The effects of H2S on system integrity, sulphide scaling potential and health and safety in oil and gas production is well recognized and understood. However, as part of a wider study on pH dependent scale predictions, the authors have identified an additional challenge associated with the presence and/or development of H2S in reservoirs containing carbonates: higher H2S concentration reflects in higher calcium carbonate scaling potential. The intention of this work is to demonstrate the impact of H2S using a real field case scenario and investigate how the variability in water cut, aqueous phase composition, CO2 and H2S concentration can impact the well carbonate scaling potential and ultimately its productivity.

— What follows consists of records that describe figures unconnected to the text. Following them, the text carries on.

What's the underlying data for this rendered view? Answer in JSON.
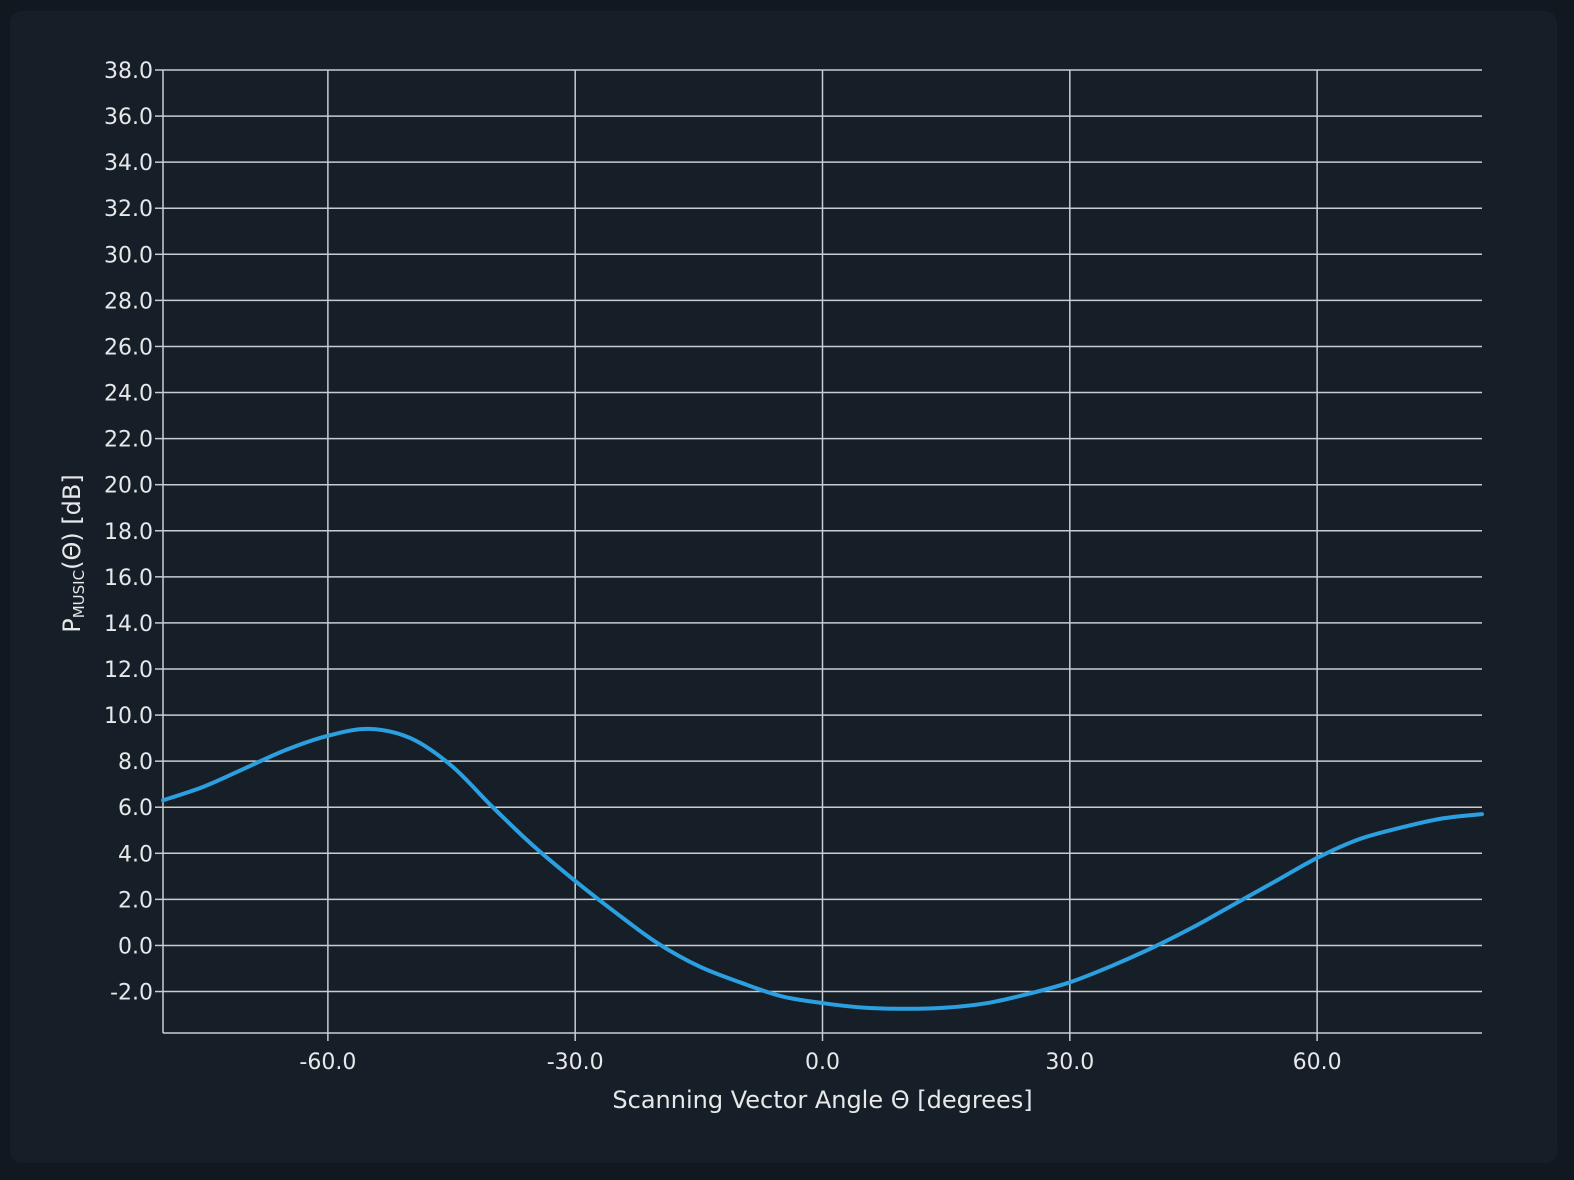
{
  "chart_data": {
    "type": "line",
    "xlabel": "Scanning Vector Angle Θ [degrees]",
    "ylabel": {
      "main": "P",
      "sub": "MUSIC",
      "rest": "(Θ) [dB]"
    },
    "xlim": [
      -80,
      80
    ],
    "ylim": [
      -3.8,
      38
    ],
    "x_ticks": [
      -60,
      -30,
      0,
      30,
      60
    ],
    "x_tick_labels": [
      "-60.0",
      "-30.0",
      "0.0",
      "30.0",
      "60.0"
    ],
    "y_ticks": [
      -2,
      0,
      2,
      4,
      6,
      8,
      10,
      12,
      14,
      16,
      18,
      20,
      22,
      24,
      26,
      28,
      30,
      32,
      34,
      36,
      38
    ],
    "y_tick_labels": [
      "-2.0",
      "0.0",
      "2.0",
      "4.0",
      "6.0",
      "8.0",
      "10.0",
      "12.0",
      "14.0",
      "16.0",
      "18.0",
      "20.0",
      "22.0",
      "24.0",
      "26.0",
      "28.0",
      "30.0",
      "32.0",
      "34.0",
      "36.0",
      "38.0"
    ],
    "grid": true,
    "series": [
      {
        "color": "#2b9fe0",
        "x": [
          -80,
          -75,
          -70,
          -65,
          -60,
          -55,
          -50,
          -45,
          -40,
          -35,
          -30,
          -25,
          -20,
          -15,
          -10,
          -5,
          0,
          5,
          10,
          15,
          20,
          25,
          30,
          35,
          40,
          45,
          50,
          55,
          60,
          65,
          70,
          75,
          80
        ],
        "y": [
          6.3,
          6.9,
          7.7,
          8.5,
          9.1,
          9.4,
          9.0,
          7.8,
          6.0,
          4.3,
          2.8,
          1.4,
          0.1,
          -0.9,
          -1.6,
          -2.2,
          -2.5,
          -2.7,
          -2.75,
          -2.7,
          -2.5,
          -2.1,
          -1.6,
          -0.9,
          -0.1,
          0.8,
          1.8,
          2.8,
          3.8,
          4.6,
          5.1,
          5.5,
          5.7
        ]
      }
    ]
  }
}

To model pH dependent scales correctly, it is necessary to integrate PVT calculations with the aqueous phase thermodynamic mineral scaling calculations. This has been extensively discussed in previous publications by the authors. For this work, a commercial integrated PVT and scale prediction software package was used to determine the scale prediction profile from reservoir to the first stage of topside separation. In addition, to investigate the impact of PVT on the final results, a second PVT software employing a different equation of state (EOS) is used and the results obtained from this calculations are coupled with the same aqueous phase model using the Heriot-Watt scale prediction workflow.
The well selected for this study shows productivity issues as well as signs of presence of calcium carbonate scale. However, scale prediction calculations carried out in the past did not show any potential for carbonate scale formation at the given conditions. After rigorously accounting for variations in water cut over time, as well as for increased H2S due to reservoir souring, our work clearly shows a correlation between a gradual loss of well productivity and carbonate scaling potential.

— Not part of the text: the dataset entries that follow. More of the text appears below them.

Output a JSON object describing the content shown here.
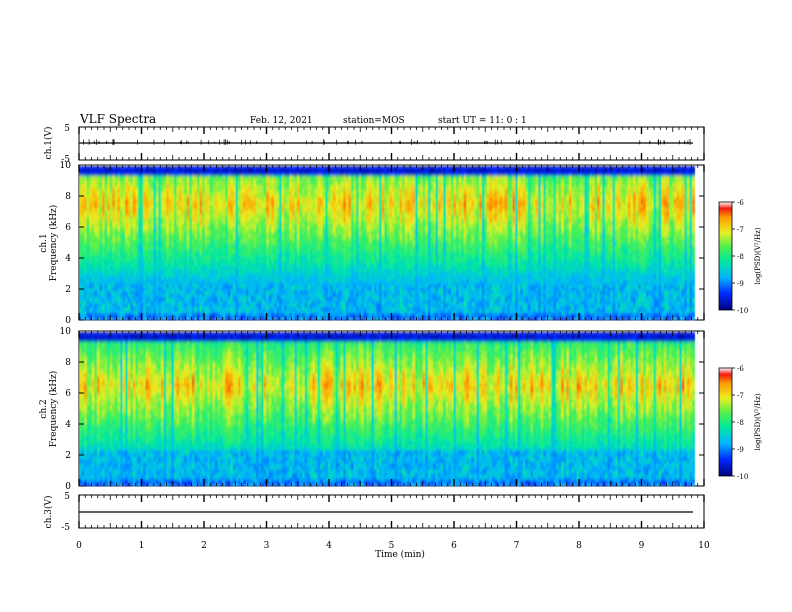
{
  "header": {
    "title": "VLF Spectra",
    "date": "Feb. 12, 2021",
    "station": "station=MOS",
    "start": "start UT =  11: 0  : 1"
  },
  "chart_data": [
    {
      "type": "line",
      "panel": "channel-1-waveform",
      "ylabel": "ch.1(V)",
      "ylim": [
        -5,
        5
      ],
      "yticks": [
        "5",
        "-5"
      ],
      "xlim": [
        0,
        10
      ],
      "series": [
        {
          "values": [
            0,
            0
          ]
        }
      ]
    },
    {
      "type": "heatmap",
      "panel": "channel-1-spectrogram",
      "ylabel": "ch.1\nFrequency (kHz)",
      "ylim": [
        0,
        10
      ],
      "yticks": [
        "0",
        "2",
        "4",
        "6",
        "8",
        "10"
      ],
      "xlim": [
        0,
        9.85
      ],
      "colorbar": {
        "label": "log(PSD)(V²/Hz)",
        "range": [
          -10,
          -6
        ],
        "ticks": [
          "-6",
          "-7",
          "-8",
          "-9",
          "-10"
        ]
      },
      "dominant_band_khz": [
        6,
        9
      ],
      "peak_log_psd": -6.5
    },
    {
      "type": "heatmap",
      "panel": "channel-2-spectrogram",
      "ylabel": "ch.2\nFrequency (kHz)",
      "ylim": [
        0,
        10
      ],
      "yticks": [
        "0",
        "2",
        "4",
        "6",
        "8",
        "10"
      ],
      "xlim": [
        0,
        9.85
      ],
      "colorbar": {
        "label": "log(PSD)(V²/Hz)",
        "range": [
          -10,
          -6
        ],
        "ticks": [
          "-6",
          "-7",
          "-8",
          "-9",
          "-10"
        ]
      },
      "dominant_band_khz": [
        5,
        8
      ],
      "peak_log_psd": -6.5
    },
    {
      "type": "line",
      "panel": "channel-3-waveform",
      "ylabel": "ch.3(V)",
      "ylim": [
        -5,
        5
      ],
      "yticks": [
        "5",
        "-5"
      ],
      "xlim": [
        0,
        10
      ],
      "series": [
        {
          "values": [
            0,
            0
          ]
        }
      ]
    }
  ],
  "xaxis": {
    "label": "Time  (min)",
    "ticks": [
      "0",
      "1",
      "2",
      "3",
      "4",
      "5",
      "6",
      "7",
      "8",
      "9",
      "10"
    ]
  },
  "colormap": [
    "#00007a",
    "#0028ff",
    "#00b4ff",
    "#00e8a0",
    "#4cf050",
    "#e8f020",
    "#ff9a00",
    "#f01a10"
  ]
}
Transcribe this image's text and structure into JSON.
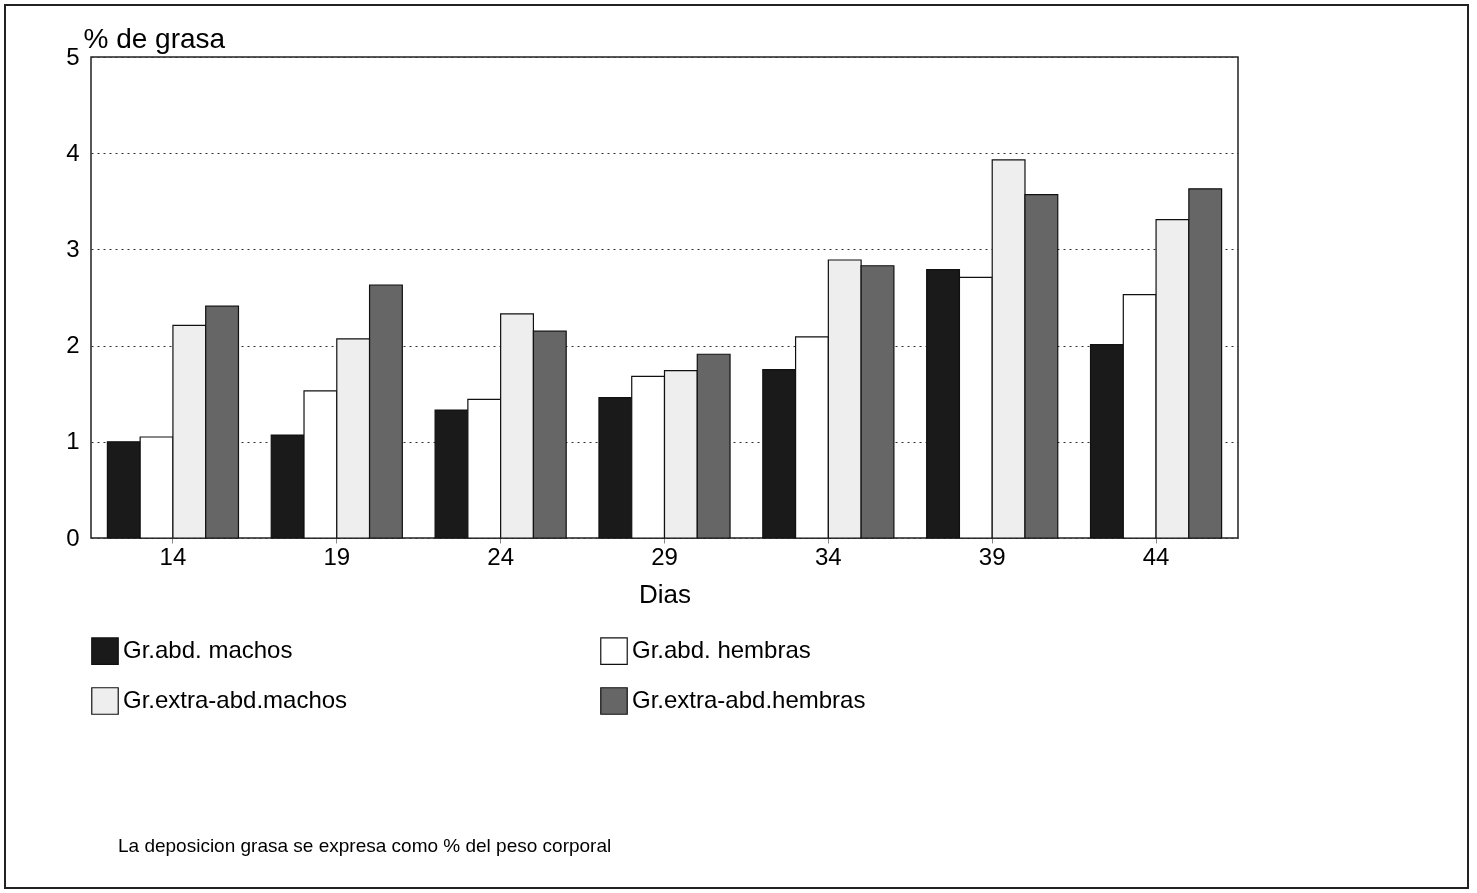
{
  "chart_data": {
    "type": "bar",
    "ylabel": "% de grasa",
    "xlabel": "Dias",
    "categories": [
      "14",
      "19",
      "24",
      "29",
      "34",
      "39",
      "44"
    ],
    "series": [
      {
        "name": "Gr.abd. machos",
        "color": "#1a1a1a",
        "values": [
          1.0,
          1.07,
          1.33,
          1.46,
          1.75,
          2.79,
          2.01
        ]
      },
      {
        "name": "Gr.abd. hembras",
        "color": "#ffffff",
        "values": [
          1.05,
          1.53,
          1.44,
          1.68,
          2.09,
          2.71,
          2.53
        ]
      },
      {
        "name": "Gr.extra-abd.machos",
        "color": "#eeeeee",
        "values": [
          2.21,
          2.07,
          2.33,
          1.74,
          2.89,
          3.93,
          3.31
        ]
      },
      {
        "name": "Gr.extra-abd.hembras",
        "color": "#666666",
        "values": [
          2.41,
          2.63,
          2.15,
          1.91,
          2.83,
          3.57,
          3.63
        ]
      }
    ],
    "ylim": [
      0,
      5
    ],
    "yticks": [
      0,
      1,
      2,
      3,
      4,
      5
    ],
    "grid": "y",
    "legend": "bottom",
    "annotations": [
      "La deposicion grasa se expresa como % del peso corporal"
    ]
  }
}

This work clearly demonstrates the impact of H2S on calcium carbonate scaling potential and highlights the importance of correctly modelling CO2 and H2S partitioning in gas/oil/water at the different stages of production, from reservoir to topside separation. Following this study, it has also been possible to offer specific well treatment and testing recommendations to verify the results and try to obtain improvements in production efficiency.
Moreover, the application of our approach to a real field scenario shows how some field findings associated with carbonate scale problems can be explained only by correctly modelling the full three phase system (oil, gas and water). Some aspects of this approach are frequently overlooked and not linked correctly to carbonate scale formation.